We spoke about safe topics -- the recent population explosion of both coyotes and wild turkeys in the area; your concerns about where your new boss was taking your company; our first cars. I began to relax. Today would be fine.
After about a mile we came to the pond where the path ended. We sat on a bench, taking in the view as we continued to chat. You placed my hand on your knee and turned it so that my palm was facing up. I started to pull it away. "Leave it," you said. Should I be scared by the sudden authority in your voice? I wasn't. I was excited.
Your fingers caressed by forearm, never moving higher than the inside of my elbow. You asked me about my sister. I tried to answer normally, but your touch on my arm was making my insides ache. I reached over to put my other hand on your arm, wanting to touch you back, but you stopped me. "No, sweetie," you said. "I didn't give you permission to do that." Your words sent a jolt to my clit. You smiled at me benignly. "Shall we head back to the water park?"

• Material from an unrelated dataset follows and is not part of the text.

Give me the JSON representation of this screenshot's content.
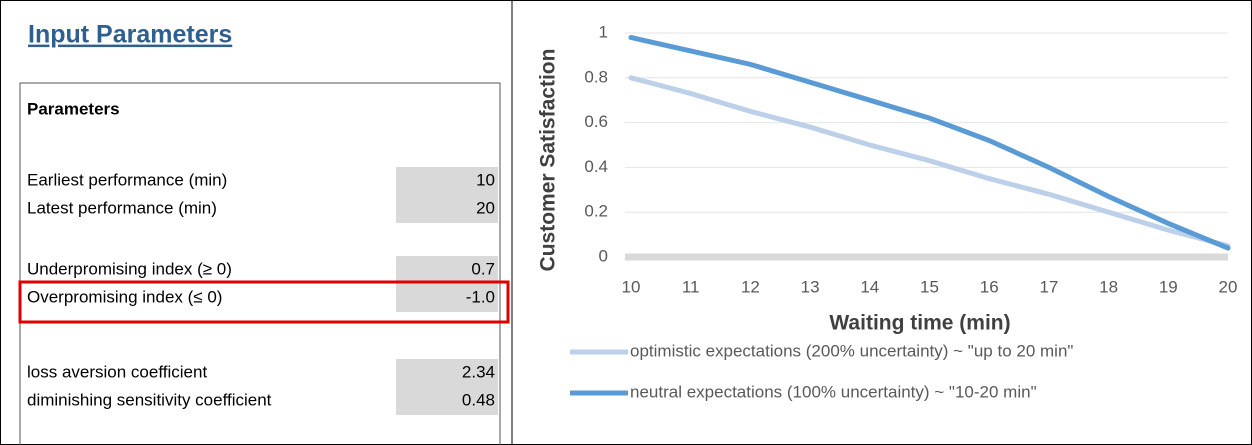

I was glad I was wearing loose shorts because I was certain that my bathing suit bottom was soaked through with my juices. I stood, a little wobbly. You drew me to you as we walked and put your hand on the curve of my ass. You squeezed gently and I stumbled. You caught me. "Easy," you said. I know we were still having a conversation, but I have no idea about what.
We went back into the water park. We had talked about going into the nearby town for dinner. You told me that you had made researched restaurants and made reservations. I found that both adorable -- this was not a town where you needed reservations -- and a little unnerving.
The water park was more crowded than before, and the college students were louder. The alcohol ban in the park did not seem to have deterred them even slightly.
Suddenly water flew at me, drenching me. I sputtered, unsure for a moment what had happened.